Another NHTD/TBI Transition Plan
Last week, the Department of Health (DOH) posted a revised draft Nursing Home Transition and Diversion (NHTD) and Traumatic Brain Injury (TBI) Medicaid waiver transition plan into managed care. DOH has requested comments be submitted before Aug. 24th. Your comments can be submitted electronically to: email@example.com, please copy me on your comments.
LeadingAge New York and our members were involved in an earlier version of a “draft” transition plan to CMS. We had several opportunities to revise the plan before it was to be submitted to CMS, however, with the change in the transition date as a result of this year’s final budget, that transition plan was put on hold. The new date for transition of the waivers to managed care is scheduled for Jan. 2018.
This is the most current transition plan along with the nine attachments. Some areas that are still included in the 21 page document are:
- The background, access to services, including Community First Choice Option (CFCO), some of the services currently being provided by the waivers and not included in CFCO, with CMS approval, may be part of the benefit package. Service Coordination is one of the services that generated an intense discussion of how it could be provided without duplicating care management being provided by the managed care plans.
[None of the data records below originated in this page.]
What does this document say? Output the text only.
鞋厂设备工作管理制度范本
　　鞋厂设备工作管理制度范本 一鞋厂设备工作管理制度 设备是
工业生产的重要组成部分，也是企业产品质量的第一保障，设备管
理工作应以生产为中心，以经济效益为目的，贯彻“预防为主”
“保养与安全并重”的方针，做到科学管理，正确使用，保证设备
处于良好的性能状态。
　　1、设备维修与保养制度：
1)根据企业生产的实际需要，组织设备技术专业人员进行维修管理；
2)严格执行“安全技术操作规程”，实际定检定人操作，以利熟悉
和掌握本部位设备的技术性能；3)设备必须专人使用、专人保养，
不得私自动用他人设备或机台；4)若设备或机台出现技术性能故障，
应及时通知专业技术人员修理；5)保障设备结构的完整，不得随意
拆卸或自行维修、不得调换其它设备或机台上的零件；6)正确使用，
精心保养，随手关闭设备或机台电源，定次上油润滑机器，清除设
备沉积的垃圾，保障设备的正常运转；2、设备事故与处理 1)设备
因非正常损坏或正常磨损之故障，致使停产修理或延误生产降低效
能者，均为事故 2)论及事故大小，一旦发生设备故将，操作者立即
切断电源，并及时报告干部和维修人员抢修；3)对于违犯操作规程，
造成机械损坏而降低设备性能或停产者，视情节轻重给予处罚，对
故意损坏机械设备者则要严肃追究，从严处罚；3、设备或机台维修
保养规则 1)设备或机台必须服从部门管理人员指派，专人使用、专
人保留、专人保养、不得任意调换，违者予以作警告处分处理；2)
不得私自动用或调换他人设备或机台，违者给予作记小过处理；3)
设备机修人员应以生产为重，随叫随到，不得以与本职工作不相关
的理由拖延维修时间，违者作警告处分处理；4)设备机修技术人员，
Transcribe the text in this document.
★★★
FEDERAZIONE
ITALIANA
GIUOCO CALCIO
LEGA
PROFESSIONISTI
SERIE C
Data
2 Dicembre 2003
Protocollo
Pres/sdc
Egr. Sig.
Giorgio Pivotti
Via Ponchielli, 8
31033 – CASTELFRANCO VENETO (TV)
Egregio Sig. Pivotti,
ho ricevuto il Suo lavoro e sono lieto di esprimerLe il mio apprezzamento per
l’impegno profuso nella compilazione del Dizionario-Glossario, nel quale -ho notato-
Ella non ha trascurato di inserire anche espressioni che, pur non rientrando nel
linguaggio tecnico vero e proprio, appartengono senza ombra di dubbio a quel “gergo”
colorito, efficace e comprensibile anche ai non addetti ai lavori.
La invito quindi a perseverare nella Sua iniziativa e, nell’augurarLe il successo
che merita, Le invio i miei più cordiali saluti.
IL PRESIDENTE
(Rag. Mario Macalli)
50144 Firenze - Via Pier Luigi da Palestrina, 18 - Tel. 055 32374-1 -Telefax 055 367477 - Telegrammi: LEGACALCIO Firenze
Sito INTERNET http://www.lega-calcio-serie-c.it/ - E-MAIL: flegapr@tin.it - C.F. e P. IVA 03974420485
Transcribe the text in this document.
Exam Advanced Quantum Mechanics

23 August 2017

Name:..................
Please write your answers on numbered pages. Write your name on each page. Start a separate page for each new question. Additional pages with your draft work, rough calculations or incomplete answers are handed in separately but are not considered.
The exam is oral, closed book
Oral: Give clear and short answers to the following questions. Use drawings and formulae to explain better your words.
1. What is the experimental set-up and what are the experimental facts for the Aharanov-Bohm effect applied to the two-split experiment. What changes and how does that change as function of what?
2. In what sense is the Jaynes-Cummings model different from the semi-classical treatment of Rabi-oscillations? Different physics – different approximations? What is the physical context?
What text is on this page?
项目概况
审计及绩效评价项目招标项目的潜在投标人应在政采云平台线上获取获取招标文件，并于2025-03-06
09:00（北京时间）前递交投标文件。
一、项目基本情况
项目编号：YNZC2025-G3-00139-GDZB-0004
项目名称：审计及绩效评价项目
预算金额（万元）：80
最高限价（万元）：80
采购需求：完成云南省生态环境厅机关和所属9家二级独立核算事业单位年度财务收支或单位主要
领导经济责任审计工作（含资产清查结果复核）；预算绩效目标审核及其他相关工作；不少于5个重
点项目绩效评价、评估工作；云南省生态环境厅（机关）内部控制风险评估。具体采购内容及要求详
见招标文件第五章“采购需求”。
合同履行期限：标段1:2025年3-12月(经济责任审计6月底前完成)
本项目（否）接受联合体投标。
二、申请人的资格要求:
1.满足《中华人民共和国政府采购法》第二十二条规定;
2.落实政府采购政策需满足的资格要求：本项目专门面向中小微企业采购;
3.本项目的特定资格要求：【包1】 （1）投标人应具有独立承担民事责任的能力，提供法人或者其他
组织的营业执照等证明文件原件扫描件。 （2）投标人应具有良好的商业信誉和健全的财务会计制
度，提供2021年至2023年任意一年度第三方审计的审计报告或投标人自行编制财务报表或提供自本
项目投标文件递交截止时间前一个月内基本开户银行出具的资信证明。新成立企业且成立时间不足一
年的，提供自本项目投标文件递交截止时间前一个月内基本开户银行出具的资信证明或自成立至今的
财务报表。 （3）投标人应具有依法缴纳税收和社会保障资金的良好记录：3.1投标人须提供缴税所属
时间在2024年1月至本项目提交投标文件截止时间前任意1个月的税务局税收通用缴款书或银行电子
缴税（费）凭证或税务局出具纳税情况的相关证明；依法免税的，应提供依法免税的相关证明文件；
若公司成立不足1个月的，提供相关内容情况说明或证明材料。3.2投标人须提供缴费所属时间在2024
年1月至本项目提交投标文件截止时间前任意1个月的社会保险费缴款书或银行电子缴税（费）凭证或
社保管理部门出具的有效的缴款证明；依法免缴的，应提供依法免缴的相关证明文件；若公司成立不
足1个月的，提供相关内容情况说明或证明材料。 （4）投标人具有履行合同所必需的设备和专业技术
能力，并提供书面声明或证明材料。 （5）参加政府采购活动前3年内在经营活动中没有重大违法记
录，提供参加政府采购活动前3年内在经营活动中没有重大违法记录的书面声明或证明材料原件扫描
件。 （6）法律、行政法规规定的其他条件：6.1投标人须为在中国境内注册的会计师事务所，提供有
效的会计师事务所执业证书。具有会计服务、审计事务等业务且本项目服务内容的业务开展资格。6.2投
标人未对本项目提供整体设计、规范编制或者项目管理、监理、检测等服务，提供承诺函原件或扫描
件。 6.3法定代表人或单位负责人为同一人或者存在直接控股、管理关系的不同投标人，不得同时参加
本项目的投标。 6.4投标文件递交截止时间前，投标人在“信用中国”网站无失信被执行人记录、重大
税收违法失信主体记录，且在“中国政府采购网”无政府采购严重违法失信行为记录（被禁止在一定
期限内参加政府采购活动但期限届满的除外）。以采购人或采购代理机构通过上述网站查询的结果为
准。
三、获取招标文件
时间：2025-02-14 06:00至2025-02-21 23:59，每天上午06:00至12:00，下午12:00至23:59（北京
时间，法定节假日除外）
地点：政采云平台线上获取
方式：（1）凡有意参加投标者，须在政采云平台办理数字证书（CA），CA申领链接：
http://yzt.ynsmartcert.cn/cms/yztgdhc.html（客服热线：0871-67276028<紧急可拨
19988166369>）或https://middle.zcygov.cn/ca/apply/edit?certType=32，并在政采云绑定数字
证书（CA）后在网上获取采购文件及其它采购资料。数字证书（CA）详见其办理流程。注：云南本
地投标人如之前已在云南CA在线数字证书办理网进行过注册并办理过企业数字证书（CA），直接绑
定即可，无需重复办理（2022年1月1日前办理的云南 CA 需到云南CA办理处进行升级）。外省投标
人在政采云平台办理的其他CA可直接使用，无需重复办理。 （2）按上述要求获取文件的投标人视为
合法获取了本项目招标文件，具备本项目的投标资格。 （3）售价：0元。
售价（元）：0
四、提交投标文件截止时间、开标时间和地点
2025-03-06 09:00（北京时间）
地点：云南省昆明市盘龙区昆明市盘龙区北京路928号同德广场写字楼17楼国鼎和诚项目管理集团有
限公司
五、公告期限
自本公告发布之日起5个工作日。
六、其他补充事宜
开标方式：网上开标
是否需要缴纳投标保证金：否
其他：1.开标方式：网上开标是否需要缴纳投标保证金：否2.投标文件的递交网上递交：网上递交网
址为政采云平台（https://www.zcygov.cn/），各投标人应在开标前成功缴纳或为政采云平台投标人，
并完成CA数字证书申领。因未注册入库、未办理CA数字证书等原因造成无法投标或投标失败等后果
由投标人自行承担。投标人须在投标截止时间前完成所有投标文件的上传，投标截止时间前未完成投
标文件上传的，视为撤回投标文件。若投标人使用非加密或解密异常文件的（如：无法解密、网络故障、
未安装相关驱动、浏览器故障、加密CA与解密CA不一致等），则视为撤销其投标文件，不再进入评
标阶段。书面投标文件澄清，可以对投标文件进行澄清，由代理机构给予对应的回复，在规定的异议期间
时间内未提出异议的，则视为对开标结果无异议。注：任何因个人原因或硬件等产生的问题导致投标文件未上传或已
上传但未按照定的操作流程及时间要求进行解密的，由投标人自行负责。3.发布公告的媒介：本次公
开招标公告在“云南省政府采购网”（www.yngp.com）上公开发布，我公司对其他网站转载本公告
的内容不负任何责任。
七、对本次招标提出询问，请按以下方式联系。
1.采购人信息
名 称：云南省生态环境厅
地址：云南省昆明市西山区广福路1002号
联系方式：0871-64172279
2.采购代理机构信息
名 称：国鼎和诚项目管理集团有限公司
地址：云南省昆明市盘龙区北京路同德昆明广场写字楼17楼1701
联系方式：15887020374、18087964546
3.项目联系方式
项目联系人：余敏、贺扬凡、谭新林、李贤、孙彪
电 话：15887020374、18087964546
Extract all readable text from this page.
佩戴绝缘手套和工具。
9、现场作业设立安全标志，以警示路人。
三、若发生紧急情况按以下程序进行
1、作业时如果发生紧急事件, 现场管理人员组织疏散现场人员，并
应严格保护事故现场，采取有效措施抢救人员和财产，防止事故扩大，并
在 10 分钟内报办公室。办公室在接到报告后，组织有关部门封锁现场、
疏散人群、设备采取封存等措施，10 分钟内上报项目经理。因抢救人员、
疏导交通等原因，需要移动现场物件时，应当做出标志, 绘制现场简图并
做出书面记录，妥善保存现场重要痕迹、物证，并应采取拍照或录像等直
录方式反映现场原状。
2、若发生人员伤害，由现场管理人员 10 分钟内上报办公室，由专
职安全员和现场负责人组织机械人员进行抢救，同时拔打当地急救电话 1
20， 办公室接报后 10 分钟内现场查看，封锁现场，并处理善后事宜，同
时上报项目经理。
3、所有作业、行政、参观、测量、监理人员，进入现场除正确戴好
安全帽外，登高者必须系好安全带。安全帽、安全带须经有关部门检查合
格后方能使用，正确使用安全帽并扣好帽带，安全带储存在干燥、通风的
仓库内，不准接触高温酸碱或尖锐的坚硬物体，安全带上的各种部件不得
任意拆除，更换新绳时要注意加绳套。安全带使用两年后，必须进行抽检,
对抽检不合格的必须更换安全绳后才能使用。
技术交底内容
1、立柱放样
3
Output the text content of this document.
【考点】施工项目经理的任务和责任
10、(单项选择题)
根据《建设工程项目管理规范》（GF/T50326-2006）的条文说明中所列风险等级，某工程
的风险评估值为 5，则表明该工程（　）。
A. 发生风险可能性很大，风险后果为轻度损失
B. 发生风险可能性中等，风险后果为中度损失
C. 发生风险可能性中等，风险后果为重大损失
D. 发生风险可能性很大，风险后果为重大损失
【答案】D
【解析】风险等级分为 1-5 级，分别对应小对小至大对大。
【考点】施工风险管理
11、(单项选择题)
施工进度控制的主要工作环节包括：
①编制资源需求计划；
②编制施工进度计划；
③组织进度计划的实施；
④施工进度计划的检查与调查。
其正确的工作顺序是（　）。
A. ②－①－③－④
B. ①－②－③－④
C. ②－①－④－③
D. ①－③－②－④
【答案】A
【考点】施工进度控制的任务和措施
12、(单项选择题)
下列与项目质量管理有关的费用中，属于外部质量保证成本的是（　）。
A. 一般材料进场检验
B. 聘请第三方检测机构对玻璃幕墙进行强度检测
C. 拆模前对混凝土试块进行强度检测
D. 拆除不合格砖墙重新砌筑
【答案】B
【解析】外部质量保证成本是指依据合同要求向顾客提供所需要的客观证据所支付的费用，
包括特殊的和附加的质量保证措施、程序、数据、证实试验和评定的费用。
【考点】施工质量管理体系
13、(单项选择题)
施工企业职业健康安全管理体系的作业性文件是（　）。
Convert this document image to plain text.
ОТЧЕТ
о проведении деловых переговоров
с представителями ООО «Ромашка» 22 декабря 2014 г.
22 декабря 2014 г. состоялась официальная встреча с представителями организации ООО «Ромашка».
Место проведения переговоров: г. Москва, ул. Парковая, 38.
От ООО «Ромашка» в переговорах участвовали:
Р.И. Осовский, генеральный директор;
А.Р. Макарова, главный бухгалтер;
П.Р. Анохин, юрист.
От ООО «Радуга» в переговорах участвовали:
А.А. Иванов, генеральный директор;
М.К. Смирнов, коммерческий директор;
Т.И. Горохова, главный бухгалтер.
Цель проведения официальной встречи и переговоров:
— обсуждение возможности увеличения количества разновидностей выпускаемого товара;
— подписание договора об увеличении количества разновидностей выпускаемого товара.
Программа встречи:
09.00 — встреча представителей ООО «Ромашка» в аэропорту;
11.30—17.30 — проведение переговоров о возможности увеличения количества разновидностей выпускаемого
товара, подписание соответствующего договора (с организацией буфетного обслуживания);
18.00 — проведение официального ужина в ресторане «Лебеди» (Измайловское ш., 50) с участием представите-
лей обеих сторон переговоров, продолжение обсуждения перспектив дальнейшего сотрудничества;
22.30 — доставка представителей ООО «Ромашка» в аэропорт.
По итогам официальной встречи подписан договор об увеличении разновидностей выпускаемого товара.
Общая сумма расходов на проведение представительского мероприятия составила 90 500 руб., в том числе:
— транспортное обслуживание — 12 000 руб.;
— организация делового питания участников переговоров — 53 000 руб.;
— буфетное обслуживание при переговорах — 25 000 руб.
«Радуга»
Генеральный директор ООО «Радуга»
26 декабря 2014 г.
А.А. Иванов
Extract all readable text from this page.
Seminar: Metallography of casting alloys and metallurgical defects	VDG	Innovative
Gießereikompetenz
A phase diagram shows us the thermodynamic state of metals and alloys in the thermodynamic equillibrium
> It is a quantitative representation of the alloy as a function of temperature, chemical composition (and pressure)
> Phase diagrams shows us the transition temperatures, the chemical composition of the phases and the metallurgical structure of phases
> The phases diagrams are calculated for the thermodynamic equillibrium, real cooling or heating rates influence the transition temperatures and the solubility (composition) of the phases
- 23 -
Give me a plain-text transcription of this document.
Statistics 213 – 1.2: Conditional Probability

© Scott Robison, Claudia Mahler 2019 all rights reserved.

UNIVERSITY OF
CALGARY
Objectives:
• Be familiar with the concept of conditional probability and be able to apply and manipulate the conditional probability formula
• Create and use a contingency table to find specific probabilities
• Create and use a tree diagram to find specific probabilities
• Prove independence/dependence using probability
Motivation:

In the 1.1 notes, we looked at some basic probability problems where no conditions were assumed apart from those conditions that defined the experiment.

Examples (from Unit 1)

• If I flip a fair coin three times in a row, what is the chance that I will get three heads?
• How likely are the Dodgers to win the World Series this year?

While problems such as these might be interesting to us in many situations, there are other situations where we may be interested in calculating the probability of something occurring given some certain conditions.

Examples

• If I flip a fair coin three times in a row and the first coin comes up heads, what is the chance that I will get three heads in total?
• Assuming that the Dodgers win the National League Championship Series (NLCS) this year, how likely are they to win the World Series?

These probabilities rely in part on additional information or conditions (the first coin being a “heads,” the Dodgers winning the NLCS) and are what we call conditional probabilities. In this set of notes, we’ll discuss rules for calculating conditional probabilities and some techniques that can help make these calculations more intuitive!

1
- The Regional Resource Development Center (RRDC) will continue to have a role in the managed care model in order to access the need for what is referred to as “enhanced benefits.” The current RRDC contract expires at the end of this month and it will probably be extended until a new procurement is processed in 2017. See Attachment Five for the Enhanced Benefits Service Assessment process.
- Please note page 8-9 and Attachment Six, the new transition timeline. According to the transition plan, DOH continues to request 90-day temporary extensions of the existing NHTD waiver until the waiver is eliminated, which is expected to be on June 30, 2018 or until all current NHTD waiver participants are safely and successfully transitioned to managed care plans. The TBI waiver has been granted temporary extensions by CMS to the current application in order for the State to fully respond to CMS´ formal Request for Additional Information (RAI). The extensions have allowed the waiver program to operate while the transition plan is being finalized. DOH’s goal is to obtain CMS approval of this transition plan by Sept. 1, 2017. If CMS approves the transition plan then, effective Oct. 1, 2017, all pending waiver applicants will be contacted by the RRDCs and advised of the opportunity to voluntarily enroll into MLTC/MMC services directly instead of seeking waiver services. Additionally, DOH will close the door and will stop the enrollment of any new waiver service providers and will no longer approve expansion of existing waiver service providers effective Oct. 1, 2017.
- Current NHTD/TBI waiver participants will receive an announcement letter on or about Dec. 1, 2017 indicating that voluntary enrollment of existing waiver participants into a managed care product will be effective statewide Jan. 1, 2018 and that the NHTD/TBI waiver programs will no longer be available effective April 1, 2018.
- The transition plan outlines enrollment after Jan. 2018 which will follow the current enrollment process through the Conflict-Free Evaluation and Enrollment Center (CFEEC) and DOH is proposing a two year continuity of care provision for waiver participants and waiver service providers.
- Continuity of care provisions and rates need to be further analyzed.
- Please note plan readiness on page 16 – 18. See Attachment Nine that provides the basic staff qualifications for the current waiver services that will become part of the benefit plan. Managed care plans will be required to submit an orientation and training plan that ensures all relevant staff receive training including, but not limited to six areas.
LeadingAge NY will continue to analyze the transition plan and seek member's input for comments to DOH before the August deadline.